Helsinki-NLP / OPUS-CAT

OPUS-CAT is a collection of software which make it possible to OPUS-MT neural machine translation models in professional translation. OPUS-CAT includes a local offline MT engine and a collection of CAT tool plugins.
MIT License
70 stars 11 forks source link

Garbage in translation (http & Trados & OmegaT) #50

Open claude-ws01 opened 2 years ago

claude-ws01 commented 2 years ago

Hello, I'm getting "@ @ " garbage in the translations.

ENVIRONMENT:

In OpusCatMTEngine's window, I do "translate with model" and I get no garbage in the result. I managed to hook Opus in OmegaT & Trados, get lots of "@ @ "... Tested with browser: same bad result.

I tested with different versions of the plugin, and engine... always the same.

Am I missing something ? Any ideas anyone ?

Thank you. 2022-1020_11;06;06__Mozilla Firefox 2022-1020_11;10;12__OPUS-CAT MT Engine v1 2 0 0 2022-1020_11;28;36__OmegaT 5 7 1 __ omega_skoda

claude-ws01 commented 2 years ago

Just couldn't stop my brain from juggling with that issue... (since it did work once with OmegaT)... so I came back to the "workbench" and here's what I did, step by step.

** My current conclusion. Deleting the "c_users_admin_local...opus folders" and restart resolved the issue... for now. (time will tell)

** Note:

** Suggestion improvements:

Note, I know a lot of it is in the documentation... spreaded here and there (you have to admit), still these are details that are time savers if included as I suggest.

Note 2, I (I) would have benefited from readiing your debug procedure/tools when it come to plugins. (ie, I was getting good results in the tranalstion tab of OPUS, but not in trados...)(how do you debug that???)

That's it! Relieved that it now works... because when it works, hell it works nice.

Opus is a awesome tool... be proud. :)

claude-ws01 commented 2 years ago

Post note. My issue is resolved. "thank god" as would say my mexican friends. Kind regards Claude.

claude-ws01 commented 2 years ago

I thought my issue was solved, but no.

Finally, pinpointed the issue: the 2019 model files.

The issue can be reproduced by adding a 2019 model.

(at first I downloaded what I could find on opus, then went to tatoeba, that's why I had 2019 & 2020 model files)

Furthermore, got a InvalidOperationException every time I attempted to "delete selected model", Opus crash, then I re-run, then "deleted" again the same model without error. But no issues at all deleting non-2019 models. Included the log file.
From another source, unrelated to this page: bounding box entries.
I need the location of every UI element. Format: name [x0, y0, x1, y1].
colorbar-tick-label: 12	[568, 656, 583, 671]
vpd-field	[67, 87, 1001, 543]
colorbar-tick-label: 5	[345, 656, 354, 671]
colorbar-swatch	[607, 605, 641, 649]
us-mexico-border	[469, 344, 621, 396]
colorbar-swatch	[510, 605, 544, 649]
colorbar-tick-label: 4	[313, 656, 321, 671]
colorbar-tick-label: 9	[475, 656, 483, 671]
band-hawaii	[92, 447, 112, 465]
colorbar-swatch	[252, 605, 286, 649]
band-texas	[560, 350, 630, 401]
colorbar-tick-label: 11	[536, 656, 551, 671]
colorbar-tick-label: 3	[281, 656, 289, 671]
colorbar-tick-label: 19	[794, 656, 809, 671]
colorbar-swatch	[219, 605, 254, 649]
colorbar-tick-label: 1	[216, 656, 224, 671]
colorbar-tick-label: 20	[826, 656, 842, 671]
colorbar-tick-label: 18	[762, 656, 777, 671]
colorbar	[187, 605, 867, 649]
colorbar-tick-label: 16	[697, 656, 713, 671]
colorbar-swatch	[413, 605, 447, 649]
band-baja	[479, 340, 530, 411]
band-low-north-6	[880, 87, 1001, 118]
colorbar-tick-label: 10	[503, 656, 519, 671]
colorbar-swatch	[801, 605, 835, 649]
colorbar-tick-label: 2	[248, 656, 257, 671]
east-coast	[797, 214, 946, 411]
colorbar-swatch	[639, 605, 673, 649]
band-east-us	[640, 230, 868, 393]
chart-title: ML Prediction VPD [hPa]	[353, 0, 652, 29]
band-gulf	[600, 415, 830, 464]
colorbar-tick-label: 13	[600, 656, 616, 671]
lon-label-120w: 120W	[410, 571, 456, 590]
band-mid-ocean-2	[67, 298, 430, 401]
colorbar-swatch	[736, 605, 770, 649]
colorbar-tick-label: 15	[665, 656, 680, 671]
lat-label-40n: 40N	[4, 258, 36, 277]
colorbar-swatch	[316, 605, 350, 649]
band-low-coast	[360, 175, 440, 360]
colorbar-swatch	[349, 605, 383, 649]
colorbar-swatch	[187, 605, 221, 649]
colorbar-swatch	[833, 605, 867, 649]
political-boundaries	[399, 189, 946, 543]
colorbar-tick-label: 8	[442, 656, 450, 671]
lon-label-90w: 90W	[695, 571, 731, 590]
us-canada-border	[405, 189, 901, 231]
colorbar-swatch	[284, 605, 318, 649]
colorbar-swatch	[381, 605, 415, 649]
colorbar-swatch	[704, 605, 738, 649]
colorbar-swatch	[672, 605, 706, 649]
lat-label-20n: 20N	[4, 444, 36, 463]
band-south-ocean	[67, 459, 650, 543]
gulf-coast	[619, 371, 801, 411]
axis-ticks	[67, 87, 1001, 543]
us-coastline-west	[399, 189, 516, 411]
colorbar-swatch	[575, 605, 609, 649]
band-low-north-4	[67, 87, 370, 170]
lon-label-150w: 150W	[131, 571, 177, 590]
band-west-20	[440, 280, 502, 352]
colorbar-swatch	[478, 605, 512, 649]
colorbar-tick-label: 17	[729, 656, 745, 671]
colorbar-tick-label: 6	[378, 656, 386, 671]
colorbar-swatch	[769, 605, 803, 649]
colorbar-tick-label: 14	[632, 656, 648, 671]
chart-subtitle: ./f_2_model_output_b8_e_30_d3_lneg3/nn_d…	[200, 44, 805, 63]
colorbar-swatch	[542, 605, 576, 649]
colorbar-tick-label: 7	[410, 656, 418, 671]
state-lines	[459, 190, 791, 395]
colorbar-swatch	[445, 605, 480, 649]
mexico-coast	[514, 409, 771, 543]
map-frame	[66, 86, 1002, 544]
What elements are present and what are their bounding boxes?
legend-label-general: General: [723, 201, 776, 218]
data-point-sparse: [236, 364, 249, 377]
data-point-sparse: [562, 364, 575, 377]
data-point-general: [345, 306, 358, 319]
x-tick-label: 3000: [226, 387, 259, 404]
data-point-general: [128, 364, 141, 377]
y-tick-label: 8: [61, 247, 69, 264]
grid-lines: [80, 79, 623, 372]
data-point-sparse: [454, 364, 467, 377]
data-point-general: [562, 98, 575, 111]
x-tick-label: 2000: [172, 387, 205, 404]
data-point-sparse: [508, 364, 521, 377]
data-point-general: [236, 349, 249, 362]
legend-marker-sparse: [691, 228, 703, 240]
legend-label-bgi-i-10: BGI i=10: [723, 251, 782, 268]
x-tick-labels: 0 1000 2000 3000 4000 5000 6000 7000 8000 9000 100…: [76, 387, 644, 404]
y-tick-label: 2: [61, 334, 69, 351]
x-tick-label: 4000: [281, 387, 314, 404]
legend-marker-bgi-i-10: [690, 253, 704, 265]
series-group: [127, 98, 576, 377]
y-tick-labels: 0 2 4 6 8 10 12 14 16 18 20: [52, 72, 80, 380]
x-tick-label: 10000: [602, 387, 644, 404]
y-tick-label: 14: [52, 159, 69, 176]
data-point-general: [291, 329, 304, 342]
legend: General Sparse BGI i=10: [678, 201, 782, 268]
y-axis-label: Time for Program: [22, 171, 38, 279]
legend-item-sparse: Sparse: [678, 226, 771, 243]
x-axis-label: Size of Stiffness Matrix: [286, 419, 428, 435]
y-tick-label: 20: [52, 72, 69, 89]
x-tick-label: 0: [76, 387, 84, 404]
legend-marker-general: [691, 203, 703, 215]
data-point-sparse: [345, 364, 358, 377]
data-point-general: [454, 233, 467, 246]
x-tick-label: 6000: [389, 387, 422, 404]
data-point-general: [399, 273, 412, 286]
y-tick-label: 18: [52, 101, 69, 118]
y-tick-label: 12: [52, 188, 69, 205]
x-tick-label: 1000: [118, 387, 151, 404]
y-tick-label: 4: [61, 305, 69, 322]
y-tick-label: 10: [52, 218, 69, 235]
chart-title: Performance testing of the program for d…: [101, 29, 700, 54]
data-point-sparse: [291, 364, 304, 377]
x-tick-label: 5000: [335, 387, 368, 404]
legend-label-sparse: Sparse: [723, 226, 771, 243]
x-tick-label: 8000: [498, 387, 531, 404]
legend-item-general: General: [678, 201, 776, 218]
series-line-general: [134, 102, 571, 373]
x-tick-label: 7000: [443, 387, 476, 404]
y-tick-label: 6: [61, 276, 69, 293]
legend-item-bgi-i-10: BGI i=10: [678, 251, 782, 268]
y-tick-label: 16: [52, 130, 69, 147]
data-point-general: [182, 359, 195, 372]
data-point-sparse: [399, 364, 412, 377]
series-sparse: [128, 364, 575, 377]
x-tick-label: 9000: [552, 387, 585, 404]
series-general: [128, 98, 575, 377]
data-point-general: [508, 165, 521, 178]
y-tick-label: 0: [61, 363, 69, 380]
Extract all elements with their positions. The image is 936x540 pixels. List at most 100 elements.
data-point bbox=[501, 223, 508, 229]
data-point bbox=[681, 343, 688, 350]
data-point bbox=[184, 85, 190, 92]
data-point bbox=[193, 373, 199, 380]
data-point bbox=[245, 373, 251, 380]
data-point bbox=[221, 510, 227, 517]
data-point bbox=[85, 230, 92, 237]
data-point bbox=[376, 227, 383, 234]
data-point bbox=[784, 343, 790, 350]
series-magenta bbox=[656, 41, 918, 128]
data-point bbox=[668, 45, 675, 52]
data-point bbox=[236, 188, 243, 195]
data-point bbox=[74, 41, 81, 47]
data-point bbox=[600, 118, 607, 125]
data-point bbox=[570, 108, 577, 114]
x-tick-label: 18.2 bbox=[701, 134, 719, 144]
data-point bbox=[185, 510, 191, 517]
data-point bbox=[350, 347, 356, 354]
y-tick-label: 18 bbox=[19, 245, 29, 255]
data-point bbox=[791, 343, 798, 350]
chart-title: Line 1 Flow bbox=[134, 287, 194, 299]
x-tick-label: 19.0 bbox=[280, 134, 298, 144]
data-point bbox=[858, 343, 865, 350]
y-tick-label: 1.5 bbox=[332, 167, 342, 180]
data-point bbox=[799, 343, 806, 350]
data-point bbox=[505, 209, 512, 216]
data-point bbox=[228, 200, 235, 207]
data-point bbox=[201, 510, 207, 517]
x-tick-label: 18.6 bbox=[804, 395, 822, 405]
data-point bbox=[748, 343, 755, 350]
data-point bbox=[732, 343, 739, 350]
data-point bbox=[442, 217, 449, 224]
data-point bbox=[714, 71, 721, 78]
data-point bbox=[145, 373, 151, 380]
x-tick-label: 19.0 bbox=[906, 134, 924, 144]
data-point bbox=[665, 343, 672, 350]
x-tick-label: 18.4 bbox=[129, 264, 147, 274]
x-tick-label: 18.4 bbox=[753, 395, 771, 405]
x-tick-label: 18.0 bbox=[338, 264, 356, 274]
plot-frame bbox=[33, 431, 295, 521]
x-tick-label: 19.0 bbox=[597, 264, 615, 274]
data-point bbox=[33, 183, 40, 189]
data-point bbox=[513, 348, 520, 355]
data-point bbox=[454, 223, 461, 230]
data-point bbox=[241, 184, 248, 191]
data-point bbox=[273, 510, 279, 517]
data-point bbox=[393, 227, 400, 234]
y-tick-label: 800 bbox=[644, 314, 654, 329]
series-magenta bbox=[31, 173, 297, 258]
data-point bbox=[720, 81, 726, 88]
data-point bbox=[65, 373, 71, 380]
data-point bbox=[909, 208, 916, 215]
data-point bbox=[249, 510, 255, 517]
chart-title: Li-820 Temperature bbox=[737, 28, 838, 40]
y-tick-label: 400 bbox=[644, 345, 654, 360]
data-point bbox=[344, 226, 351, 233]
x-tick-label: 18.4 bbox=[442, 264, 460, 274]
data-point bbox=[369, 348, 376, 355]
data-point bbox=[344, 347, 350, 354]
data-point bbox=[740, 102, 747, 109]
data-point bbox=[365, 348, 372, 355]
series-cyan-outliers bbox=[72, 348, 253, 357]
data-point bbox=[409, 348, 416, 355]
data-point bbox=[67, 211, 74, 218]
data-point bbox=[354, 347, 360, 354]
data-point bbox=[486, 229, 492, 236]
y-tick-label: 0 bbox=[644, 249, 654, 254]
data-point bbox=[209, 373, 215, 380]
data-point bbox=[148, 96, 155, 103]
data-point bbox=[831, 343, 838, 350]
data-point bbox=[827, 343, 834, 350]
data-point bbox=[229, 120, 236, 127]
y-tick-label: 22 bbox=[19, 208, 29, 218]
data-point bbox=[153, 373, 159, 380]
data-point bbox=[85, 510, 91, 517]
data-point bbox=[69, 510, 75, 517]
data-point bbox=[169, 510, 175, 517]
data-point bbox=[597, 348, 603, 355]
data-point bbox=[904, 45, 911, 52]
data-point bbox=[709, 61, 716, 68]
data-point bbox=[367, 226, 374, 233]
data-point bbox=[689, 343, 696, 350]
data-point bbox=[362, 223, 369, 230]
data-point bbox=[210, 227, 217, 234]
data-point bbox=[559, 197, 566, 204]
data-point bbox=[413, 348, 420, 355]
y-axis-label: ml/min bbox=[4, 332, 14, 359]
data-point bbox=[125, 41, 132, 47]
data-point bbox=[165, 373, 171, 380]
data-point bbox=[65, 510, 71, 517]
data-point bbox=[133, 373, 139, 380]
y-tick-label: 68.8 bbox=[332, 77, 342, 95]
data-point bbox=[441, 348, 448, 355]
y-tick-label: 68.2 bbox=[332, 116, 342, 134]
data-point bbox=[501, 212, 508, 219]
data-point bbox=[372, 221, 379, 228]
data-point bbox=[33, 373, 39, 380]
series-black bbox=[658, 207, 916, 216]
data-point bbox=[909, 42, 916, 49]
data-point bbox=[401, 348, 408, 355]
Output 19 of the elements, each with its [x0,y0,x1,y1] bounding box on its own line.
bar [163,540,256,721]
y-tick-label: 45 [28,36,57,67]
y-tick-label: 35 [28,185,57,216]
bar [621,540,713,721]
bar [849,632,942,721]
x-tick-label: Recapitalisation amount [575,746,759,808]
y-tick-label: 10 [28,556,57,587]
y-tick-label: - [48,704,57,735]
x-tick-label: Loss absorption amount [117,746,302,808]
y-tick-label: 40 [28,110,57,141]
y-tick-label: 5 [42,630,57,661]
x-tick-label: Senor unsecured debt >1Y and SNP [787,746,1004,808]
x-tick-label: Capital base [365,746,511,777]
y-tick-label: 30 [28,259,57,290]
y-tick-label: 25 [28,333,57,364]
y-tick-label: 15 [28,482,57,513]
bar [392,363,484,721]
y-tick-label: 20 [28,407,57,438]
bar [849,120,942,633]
opuscat_log_DELETING-MODEL.txt

I leave the ticket open for you to see. cheers.

TommiNieminen commented 2 years ago

Thanks for your thorough testing, I'll keep this open as an enhancement issue, since the UI fixes you mention should be fairly simple to implement.

The root cause of the garbage output seems to be a fix I made in v1.1.0.8 to get rid of batch file post-processing (this was causing problems to some users). Unfortunately this broke some older models, which used BPE subword segmentation. All the newer models use SentencePiece subword segmentation, and since I've only done testing on them recently, this bug went unnoticed. I will either fix it or remove the BPE models from the model download list. A workaround is to use only the newest models, since I think all language pairs have SentencePiece models available for them now.

claude-ws01 commented 2 years ago

Thx for your reply, genuinely appreciated.

Regarding downloading models...

Some thoughts of Enhancements:

(where I am, in a small village in the "3rd world", I'm limited to 3Mbps. With the DL size, I may decide for a more appropriate time to download.)

BTW, really happy with Opus, it works really great, with great results. A jewel. :) Take care. Claude.